Wednesday, March 25, 2009

"Fool us Onc...": Why Social Media Renders Most Marketing/Advertising Worthless

When it comes down to it, most marketing/advertising (and a lot of public relations) in the modern era is about fooling people. Fooling them to infiltrate their social sphere to influence them, fooling them to thinking they need things that they don't, fooling them into thinking that one product is better than another.

So the model goes, you think of a new way to fool a bunch of people into paying for your product/service, they get wise, they stop paying, you think of a new way to fool them into paying for your product/service (and lather, rinse, repeat as needed). It's a dance.

That model is only economically-viable when you're able to fool a large number of people at once for a relatively low cost. In an environment saturated by ubiquitous technology and social media - that model fails because the costs and barriers change. Even if you figure out a way to game the system, the lifespan of that new tactic is extraordinarily short because people are now always networked and communicate with each other. The lifespan is so short that it's a fraction of the length of many advertising / promotion campaigns, so before you can even get the word out - the verdict from the audience is already in.

Here's how it works:

First, it's increasingly difficult to even find the people you need to fool. People are opting out of the traditional mass media in droves, so one must spend vastly more resources piecing together an audience of any considerable size. [Translation: Big cost barrier.]

Second, once you do find a way to reach your audience, they've become highly tribal and have set up discourse communities with increasingly-esoteric communication codes to police their membership. The time you'd invest learning the communication codes of a discourse community in order to infiltrate it isn't worth the comparatively small payoff of the tiny "Long Tail" audience you reach. [Translation: Big cost barrier.]

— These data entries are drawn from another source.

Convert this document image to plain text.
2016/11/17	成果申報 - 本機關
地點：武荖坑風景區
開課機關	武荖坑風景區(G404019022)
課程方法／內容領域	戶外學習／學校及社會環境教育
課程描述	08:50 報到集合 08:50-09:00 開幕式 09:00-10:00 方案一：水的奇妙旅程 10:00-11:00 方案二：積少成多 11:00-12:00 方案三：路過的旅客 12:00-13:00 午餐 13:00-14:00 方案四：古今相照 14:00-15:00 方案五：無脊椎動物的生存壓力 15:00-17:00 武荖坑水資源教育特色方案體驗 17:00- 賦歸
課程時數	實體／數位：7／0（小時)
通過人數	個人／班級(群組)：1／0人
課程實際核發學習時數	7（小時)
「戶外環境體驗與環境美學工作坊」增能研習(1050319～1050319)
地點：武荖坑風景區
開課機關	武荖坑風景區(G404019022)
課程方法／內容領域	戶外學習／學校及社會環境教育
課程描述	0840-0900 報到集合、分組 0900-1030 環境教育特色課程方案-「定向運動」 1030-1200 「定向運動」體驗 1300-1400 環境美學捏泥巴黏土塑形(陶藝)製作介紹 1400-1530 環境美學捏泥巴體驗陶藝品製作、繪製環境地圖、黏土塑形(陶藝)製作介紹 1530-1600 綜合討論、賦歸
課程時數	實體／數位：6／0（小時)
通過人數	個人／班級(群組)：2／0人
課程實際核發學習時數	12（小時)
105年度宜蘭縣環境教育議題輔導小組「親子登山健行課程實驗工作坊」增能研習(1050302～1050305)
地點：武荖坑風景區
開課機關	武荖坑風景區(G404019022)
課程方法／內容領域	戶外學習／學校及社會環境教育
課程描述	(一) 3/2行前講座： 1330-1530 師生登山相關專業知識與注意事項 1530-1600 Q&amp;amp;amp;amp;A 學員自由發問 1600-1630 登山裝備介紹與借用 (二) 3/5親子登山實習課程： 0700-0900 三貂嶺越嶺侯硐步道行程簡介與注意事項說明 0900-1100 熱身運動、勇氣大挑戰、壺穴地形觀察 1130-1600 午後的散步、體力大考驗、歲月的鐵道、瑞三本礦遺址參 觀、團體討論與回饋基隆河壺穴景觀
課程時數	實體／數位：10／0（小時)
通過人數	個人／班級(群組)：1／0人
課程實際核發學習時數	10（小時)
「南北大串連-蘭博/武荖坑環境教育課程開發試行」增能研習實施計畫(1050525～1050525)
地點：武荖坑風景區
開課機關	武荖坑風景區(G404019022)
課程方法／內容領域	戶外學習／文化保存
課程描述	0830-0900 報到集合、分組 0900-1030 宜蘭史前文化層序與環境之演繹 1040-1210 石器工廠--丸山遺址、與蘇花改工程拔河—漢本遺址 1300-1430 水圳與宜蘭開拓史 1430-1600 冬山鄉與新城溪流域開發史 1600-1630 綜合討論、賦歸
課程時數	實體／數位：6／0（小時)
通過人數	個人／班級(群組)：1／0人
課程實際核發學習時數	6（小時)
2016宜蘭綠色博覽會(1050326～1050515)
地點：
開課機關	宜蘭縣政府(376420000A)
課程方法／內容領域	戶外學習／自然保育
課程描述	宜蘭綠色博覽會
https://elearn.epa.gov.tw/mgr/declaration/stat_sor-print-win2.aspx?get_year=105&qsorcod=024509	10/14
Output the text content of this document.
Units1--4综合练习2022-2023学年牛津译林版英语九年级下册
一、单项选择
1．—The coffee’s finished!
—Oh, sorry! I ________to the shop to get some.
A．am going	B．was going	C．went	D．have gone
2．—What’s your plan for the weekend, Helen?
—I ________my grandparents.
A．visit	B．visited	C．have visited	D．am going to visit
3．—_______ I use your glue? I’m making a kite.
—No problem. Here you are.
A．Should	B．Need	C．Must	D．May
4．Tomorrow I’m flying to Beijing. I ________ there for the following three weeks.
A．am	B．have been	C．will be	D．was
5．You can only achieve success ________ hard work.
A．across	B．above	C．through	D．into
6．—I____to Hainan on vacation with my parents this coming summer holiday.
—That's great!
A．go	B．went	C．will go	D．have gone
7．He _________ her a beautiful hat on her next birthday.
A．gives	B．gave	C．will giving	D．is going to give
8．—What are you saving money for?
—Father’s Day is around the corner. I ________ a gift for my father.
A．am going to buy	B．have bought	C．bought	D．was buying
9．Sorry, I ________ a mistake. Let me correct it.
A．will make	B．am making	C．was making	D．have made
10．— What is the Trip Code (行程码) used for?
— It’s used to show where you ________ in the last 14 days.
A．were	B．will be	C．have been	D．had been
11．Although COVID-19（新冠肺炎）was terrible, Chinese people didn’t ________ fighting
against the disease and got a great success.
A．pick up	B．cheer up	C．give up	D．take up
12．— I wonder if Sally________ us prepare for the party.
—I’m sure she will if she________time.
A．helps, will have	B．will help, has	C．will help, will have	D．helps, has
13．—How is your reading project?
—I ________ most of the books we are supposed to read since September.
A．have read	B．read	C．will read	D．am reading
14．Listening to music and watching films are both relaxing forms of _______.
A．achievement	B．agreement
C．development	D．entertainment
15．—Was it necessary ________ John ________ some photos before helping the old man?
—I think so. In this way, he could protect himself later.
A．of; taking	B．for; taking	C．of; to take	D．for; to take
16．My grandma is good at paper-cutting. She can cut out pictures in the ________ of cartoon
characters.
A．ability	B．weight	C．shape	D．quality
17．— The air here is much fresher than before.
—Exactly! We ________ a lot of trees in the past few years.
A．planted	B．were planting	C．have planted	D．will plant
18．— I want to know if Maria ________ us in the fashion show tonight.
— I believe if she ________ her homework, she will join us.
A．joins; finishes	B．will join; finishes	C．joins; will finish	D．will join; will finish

Third, even if you find the audience and learn their language - if you disappoint them (either with a product/service that doesn't meet their needs or that is inferior), you stand to lose them forever. Worse, if you disappoint them enough, they may tell their other tribes about you. [Translation: Big cost barrier.]

That's the bad news.

The good news is that there's a world of opportunity for good products/services (as Jonathan Coulton will tell you) provided by organizations that are responsive and accountable to their stakeholders, and the barriers are lower than they've ever been. There are even opportunities for big companies, provided they're willing to stop trying to fool themselves (and customers) into thinking that they can be all things to all people and they're willing to shrink down to the size that best serves their stakeholders. (Seth Godin just expounded on this point in his blog).